You *will* need to install the Workspace App (aka Receiver) client to access Citrix applications.

We are using a sonicwall Secure Mobile appliance 500V. It gets to the store front and displays all the apps. I need to know what route the apps take that they cannot open from that point.
thanks
Wayne

Sonicwall don't recognize the connection attempt from external as done by netscaler-gateway.
From where the sonicwall shoud know to which server (i think you have more than one) the user must be connected?
The only way without netscaler i know, is VPN ... as already explained by Sam Jacobs.  
With VPN there are some more firewall-ports...
80 & 443 to Storefront or Loadbalancer
DNS (because the used VDA is listed with the name)
1494 & 2598 TCP&UDP (works without UDP too, but this is more fast ... especially with VPN)

with your problem ... try to capture the launch.ica file.
Within this file you find the servername for the ICA/HDX connection.
 

@wlasner

Here is a simplified data flow:
When you click on an application, a dynamically-generated ICA file is sent to your PC with the name/IP of the VDA host to connect to.
Your browser will recognize the .ica extension, and send it to the ICA client (Workspace App/Receiver), which must already be installed,
The ICA client will attempt to contact the VDA specified in the ICA file, but will not be able to if any of the following are true:
- you don't have all the necessary ports open,
- it cannot resolve the VDA name/IP in the ICA file, or
- if for any reason it cannot connect to the VDA.

Thank you both. I checked and all ports appear to be set in the firewall. The end user is connected to the SMA500. At that point I believe all connections are internal. As mentioned, access to the storefront is not a problem. accessing the VDA is where it seems to get stuck. Host resolution for the VDA's is configured on SMA500V. I am close to giving up on this project.
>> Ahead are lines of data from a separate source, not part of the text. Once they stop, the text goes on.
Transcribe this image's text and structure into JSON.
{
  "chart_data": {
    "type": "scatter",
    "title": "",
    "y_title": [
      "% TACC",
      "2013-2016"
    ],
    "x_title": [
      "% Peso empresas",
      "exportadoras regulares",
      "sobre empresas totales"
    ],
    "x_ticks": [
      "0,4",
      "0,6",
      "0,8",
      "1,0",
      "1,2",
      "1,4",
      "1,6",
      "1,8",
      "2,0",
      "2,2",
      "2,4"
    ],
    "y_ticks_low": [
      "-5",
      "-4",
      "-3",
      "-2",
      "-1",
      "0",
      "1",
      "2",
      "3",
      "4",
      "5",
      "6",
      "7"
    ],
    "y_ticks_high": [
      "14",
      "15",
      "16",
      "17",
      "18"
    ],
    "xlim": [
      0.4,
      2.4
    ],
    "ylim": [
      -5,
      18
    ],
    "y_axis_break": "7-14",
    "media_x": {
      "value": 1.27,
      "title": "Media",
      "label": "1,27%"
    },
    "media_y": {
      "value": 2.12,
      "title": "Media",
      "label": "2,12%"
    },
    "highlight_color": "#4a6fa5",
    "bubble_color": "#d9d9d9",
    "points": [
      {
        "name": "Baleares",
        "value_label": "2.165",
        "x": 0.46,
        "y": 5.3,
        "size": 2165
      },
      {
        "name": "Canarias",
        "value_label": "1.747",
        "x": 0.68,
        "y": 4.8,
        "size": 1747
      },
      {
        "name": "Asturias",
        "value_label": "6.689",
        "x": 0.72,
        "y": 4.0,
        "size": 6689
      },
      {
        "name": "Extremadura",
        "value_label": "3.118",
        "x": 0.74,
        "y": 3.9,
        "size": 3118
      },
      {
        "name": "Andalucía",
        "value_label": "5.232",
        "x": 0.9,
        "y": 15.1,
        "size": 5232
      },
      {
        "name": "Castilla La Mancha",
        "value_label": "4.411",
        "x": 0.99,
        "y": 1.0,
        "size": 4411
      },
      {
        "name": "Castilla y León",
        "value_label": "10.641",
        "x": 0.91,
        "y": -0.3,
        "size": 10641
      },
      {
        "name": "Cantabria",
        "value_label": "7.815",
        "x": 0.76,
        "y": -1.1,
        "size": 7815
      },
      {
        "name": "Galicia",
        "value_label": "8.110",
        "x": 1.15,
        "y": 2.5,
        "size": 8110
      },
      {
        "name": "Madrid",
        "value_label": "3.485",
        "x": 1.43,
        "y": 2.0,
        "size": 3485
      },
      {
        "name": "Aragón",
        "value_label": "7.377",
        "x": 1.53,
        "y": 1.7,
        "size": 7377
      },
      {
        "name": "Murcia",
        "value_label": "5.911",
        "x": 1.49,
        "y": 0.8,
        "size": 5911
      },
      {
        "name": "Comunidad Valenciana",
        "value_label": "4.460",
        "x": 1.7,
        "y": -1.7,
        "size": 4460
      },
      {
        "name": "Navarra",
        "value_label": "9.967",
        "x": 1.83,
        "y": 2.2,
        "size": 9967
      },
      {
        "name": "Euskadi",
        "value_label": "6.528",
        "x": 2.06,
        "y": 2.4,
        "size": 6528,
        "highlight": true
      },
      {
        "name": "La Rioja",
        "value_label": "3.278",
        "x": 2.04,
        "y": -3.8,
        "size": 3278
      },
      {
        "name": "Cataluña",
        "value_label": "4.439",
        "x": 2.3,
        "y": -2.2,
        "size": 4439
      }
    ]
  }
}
SW does not seem to have the resources to assist adequately.
Very frustrating.

Sorry that you got stuck with the SW. You can get a basic NetScaler VPX 200 for about $1K (last time I checked).
I don't know how many users you need to service, but it's a good practice to have 2 of everything, and load-balance them for HA purposes (in case one of them fails).

500V, free download and only $600 per year for three years. We only have a bout 20 full time and another 20 part time remote users.
i'm sure netscaler would be less of a headache.

Thanks
Wayne

We can try getting the SW to work ,,, do you see the ICA file that's downloaded to your PC?
Open it with Notepad, and see what's on the address line ... that's the server that needs TCP ports 1494/2598 open.
 

Hold on - I just discovered the issue. in the 500V I had to force "Native Mode" for the Citrix Access type instead of the HTML5. I would rather user HTML5 as it allow to open in a new window. The native mode does not. Users will exit citrix and close out of the portal.

Hi Sam, Citrix is telling me I need an SSL computer cert with private key for each VDA.

Maybe when going through the 500V, but not when going through the NetScaler.